Ich bin kein Lehrmeister. Jeder Mensch ist sehr individuell und muss für sich seine Gelassenheit finden. Aber es ist schon eine gute Methode, wenn man sich der Wirklichkeit aussetzt, um zu spüren, wer man wirklich ist. Wenn jede Show wegfällt. Das Bergsteigen lebt vom Weglassen. Man kann nicht alles ins Gebirge mitnehmen, was man vielleicht gebrauchen könnte, weil man es nicht tragen kann. Hat man wenig, muss man mit wenig auskommen. Das Erlebnis ist größer, wenn man kein Schneckenhaus auf dem Rücken trägt.
Sollte der Klettersport wieder langsamer und einfacher werden?
Das Wesen des Bergsteigens ist das Langsame. Tausend Meter zu Fuß sind nicht einmal ein richtiger Spaziergang. Tausend Meter zu klettern, dauert einen Tag. In den Bergen ist man automatisch langsam. Und die Gefühle gehen in die Tiefe.

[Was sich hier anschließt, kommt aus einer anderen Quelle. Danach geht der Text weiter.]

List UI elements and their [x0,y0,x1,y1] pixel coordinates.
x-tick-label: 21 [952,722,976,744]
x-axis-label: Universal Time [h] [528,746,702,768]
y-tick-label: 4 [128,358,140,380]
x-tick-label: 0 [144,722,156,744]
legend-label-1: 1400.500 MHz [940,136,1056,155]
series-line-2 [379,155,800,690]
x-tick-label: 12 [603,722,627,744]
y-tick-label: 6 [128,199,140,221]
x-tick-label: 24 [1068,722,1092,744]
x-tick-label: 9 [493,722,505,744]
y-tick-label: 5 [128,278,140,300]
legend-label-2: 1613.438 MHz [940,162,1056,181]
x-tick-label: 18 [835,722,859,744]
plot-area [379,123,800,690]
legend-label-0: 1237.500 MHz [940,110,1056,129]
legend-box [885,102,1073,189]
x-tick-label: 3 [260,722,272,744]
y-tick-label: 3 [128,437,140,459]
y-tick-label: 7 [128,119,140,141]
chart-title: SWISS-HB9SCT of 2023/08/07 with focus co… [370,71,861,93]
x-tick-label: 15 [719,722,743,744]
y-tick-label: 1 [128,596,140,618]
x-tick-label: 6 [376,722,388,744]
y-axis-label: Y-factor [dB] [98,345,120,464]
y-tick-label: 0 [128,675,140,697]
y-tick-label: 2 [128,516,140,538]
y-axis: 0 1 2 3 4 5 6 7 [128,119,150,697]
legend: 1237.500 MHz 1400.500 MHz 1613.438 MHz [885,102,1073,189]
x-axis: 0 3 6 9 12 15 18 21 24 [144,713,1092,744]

Hat der Bergsport eine negative Entwicklung genommen?
Wir sollten uns Gedanken machen, ob wir die Natur den urbanen Bedürfnissen anpassen wollen, oder ob wir akzeptieren, dass die Welt einen wilden Teil hat, in dem wir versuchen, unser erlerntes Können umzusetzen. Das ist für mich der zentrale Punkt. Am Mount Everest wird die urbane Denke ins Gebirge übertragen. Alles absichern, alles anpassen und mit dem Hubschrauber ins Basislager fliegen. Das halte ich für keine gute Entwicklung. Was ich gut finde, ist, dass junge Menschen an einem sicheren Ort wie in einer Kletterhalle die Technik erlernen können, um sich dann ins Gebirge zu begeben.
Wo bist du am Ende lieber: oben am Berg oder unten im Tal?
Das klingt ja fast nach einer Fangfrage! Ich wohne lieber bei den Menschen, ich bin gerne mit meinen Freunden in meiner Gemeinde unterwegs. Das ist mein natürliches Habitat. Um das wirklich schätzen zu können, muss ich meine Nase allerdings immer wieder weit in den Wind halten.